Jesu Einzug in Jerusalem wird so gar nicht triumphal dargestellt. Die Stimmung ist gedrückt. Der kleine Esel lässt den Kopf hängen. Bei dem aufsitzenden Jesus fallen die für Habdank typischen Proportionen auf. Hände, Füße und der Kopf sind zu groß im Vergleich zu dem übrigen Körper.

Es scheint, dass Esel und Reiter Schweres zu tragen haben. Der Esel trägt den Reiter und der Reiter Jesus die Schuld der Welt.

Die Handgeste Jesu ist in der christlichen Ikonographie sehr gebräuchlich. Die rechte erhobene Hand - ohne eine Waffe - ist erst einmal ein Zeichen für friedliche Absichten.

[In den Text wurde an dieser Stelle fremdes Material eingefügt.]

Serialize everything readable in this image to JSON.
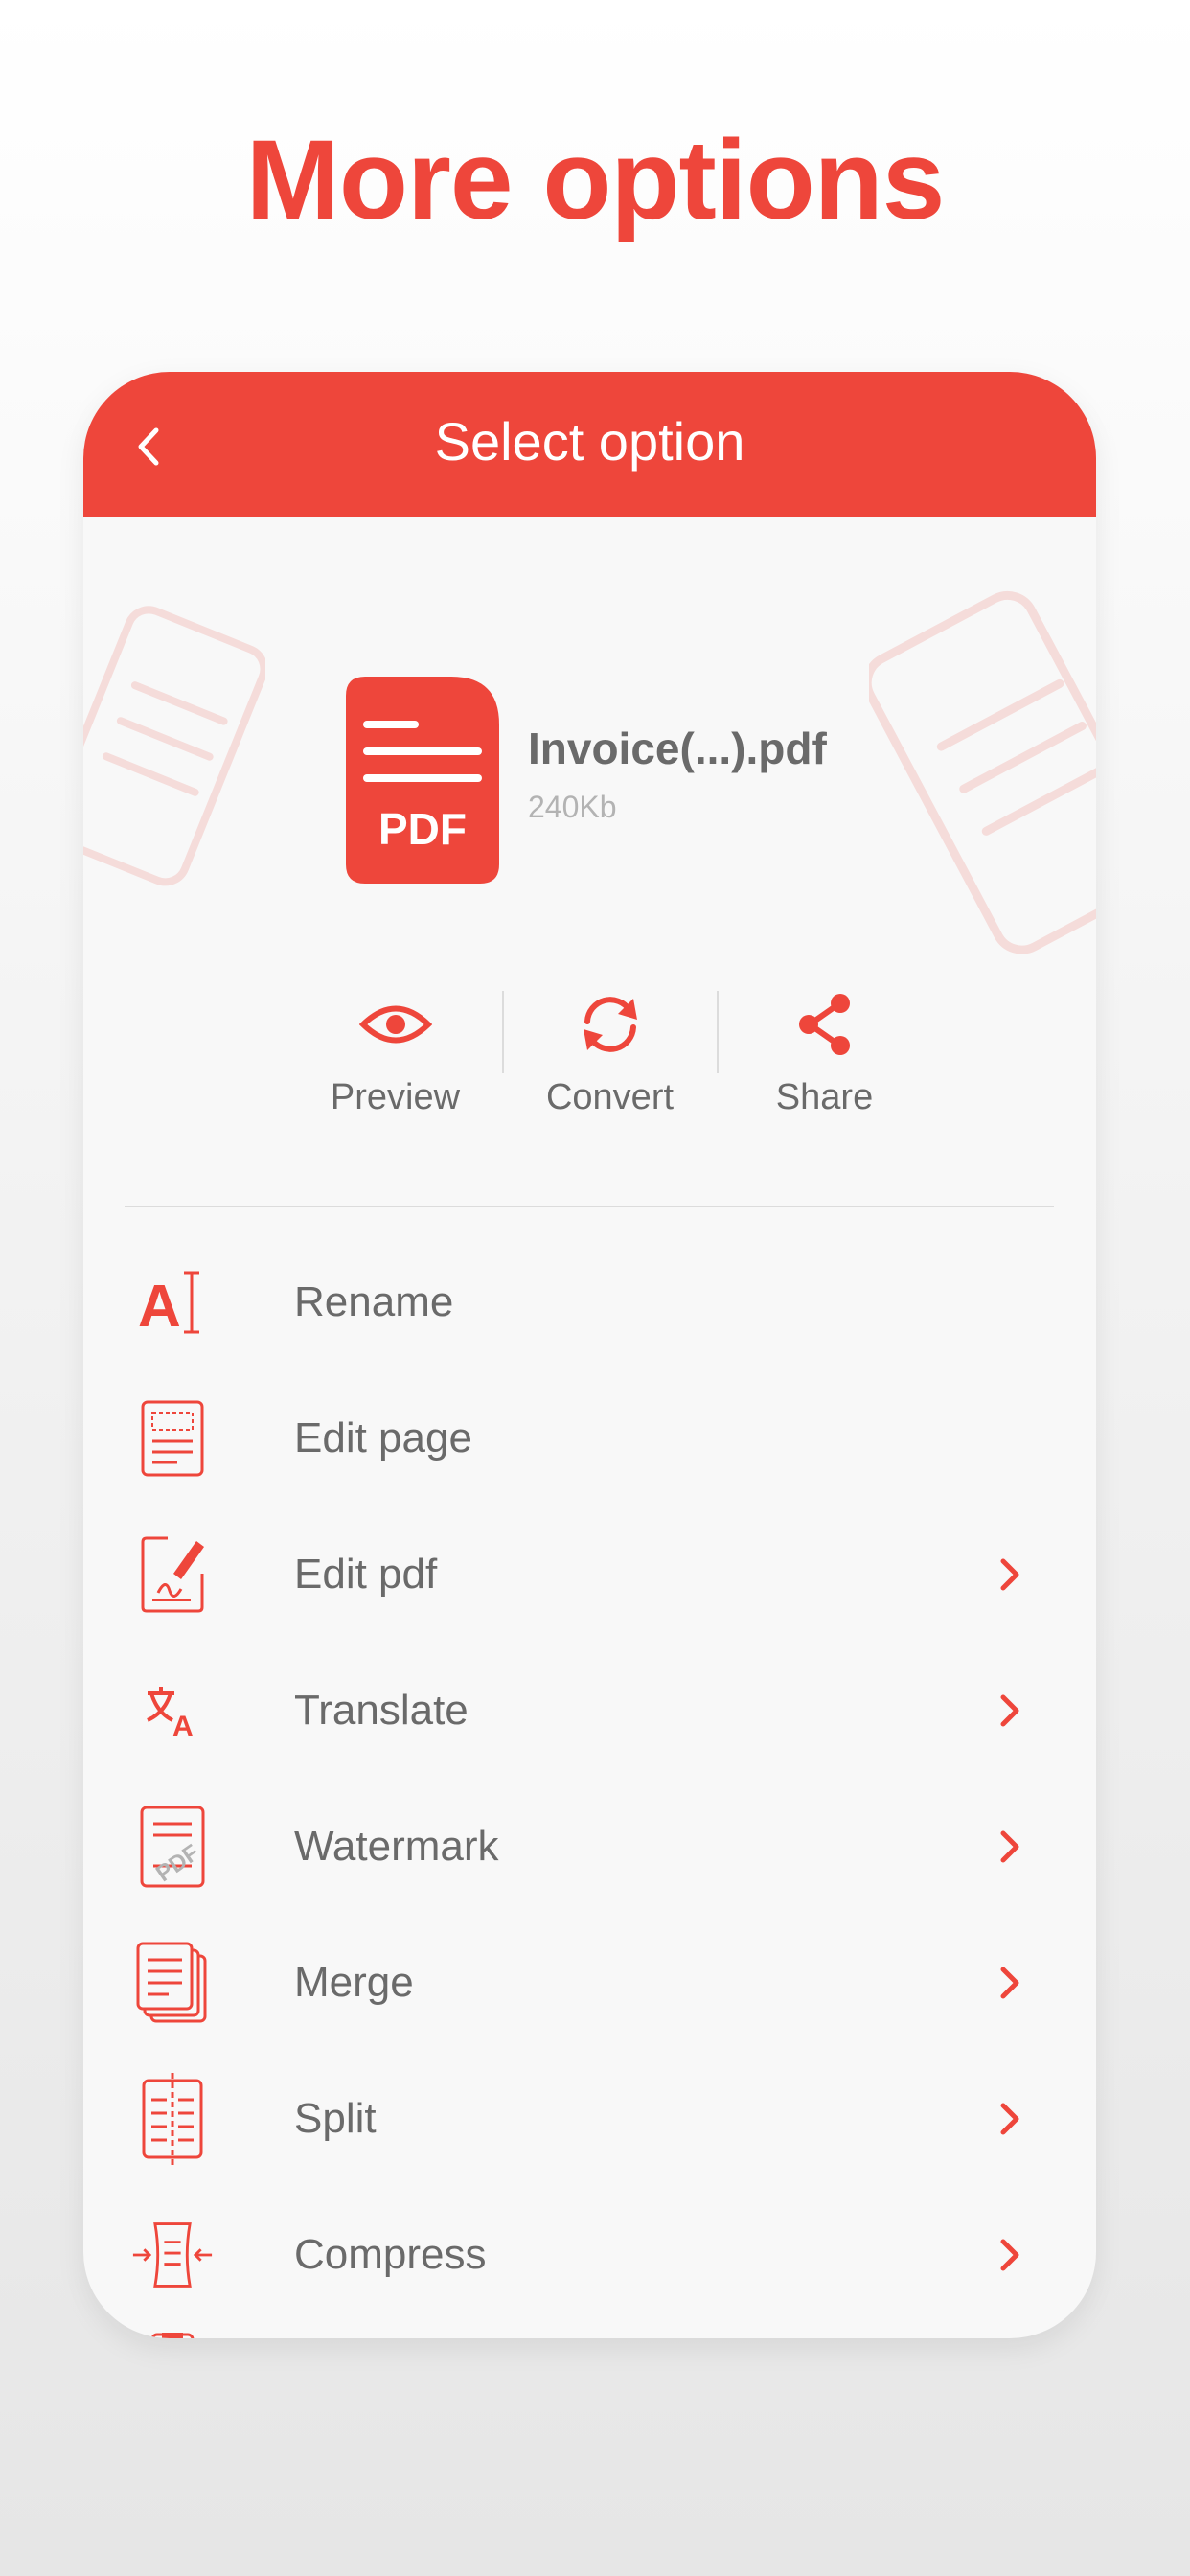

Neben Frieden bedeutet die Geste auch Heil und Segen, den Jesus spendet. Die Fingerhaltung erscheint auf vielen Jesusbildern und ist ja eher ungewöhnlich im täglichen Leben. Die Deutung der drei gestreckten Finger wäre dann die Trinität – Gott Vater, Sohn und Heiliger Geist. Die beiden angewinkelten Finger stehen dafür, dass Jesus wahrer Gott und wahrer Mensch ist.

Auffällig ist auch die rote Farbe, die im Hintergrund Jesus umgibt und wohl im Laufe der Zeit ein wenig gelitten hat. Durch den Kreuzestod Christi erlangte Blut in der Lehre und Praxis des Christentums eine besondere Bedeutung. Besonders in der orthodoxen Tradition ist Rot auch die Osterfarbe. Auf dem Auferstehungsbild des Isenheimer Altars hat der Maler Matthias Grünewald den auferstandenen Jesus mit einem roten Tuch gemalt. Rot ist die Farbe Gottes.

Dies alles steht für mich in einem gewissen Widerspruch zu dem Ereignis, das das Bild zeigt. Beim Einzug Jesu in Jerusalem haben die Menschen ihre Kleider auf den Weg vor Jesus gelegt und laut Hosianna gerufen.

Das Bild drückt die Kriegserfahrungen der ersten Generation unserer Kirchengemeinde aus. Man kann diese Aussage aus dem zeitgeschichtlichen Hintergrund heraus gut verstehen. Oder ist in diesem Bild bereits die Kreuzigung Jesu fünf Tage später mit ausgedrückt? Da rief die Menge dann: Kreuzigt ihn!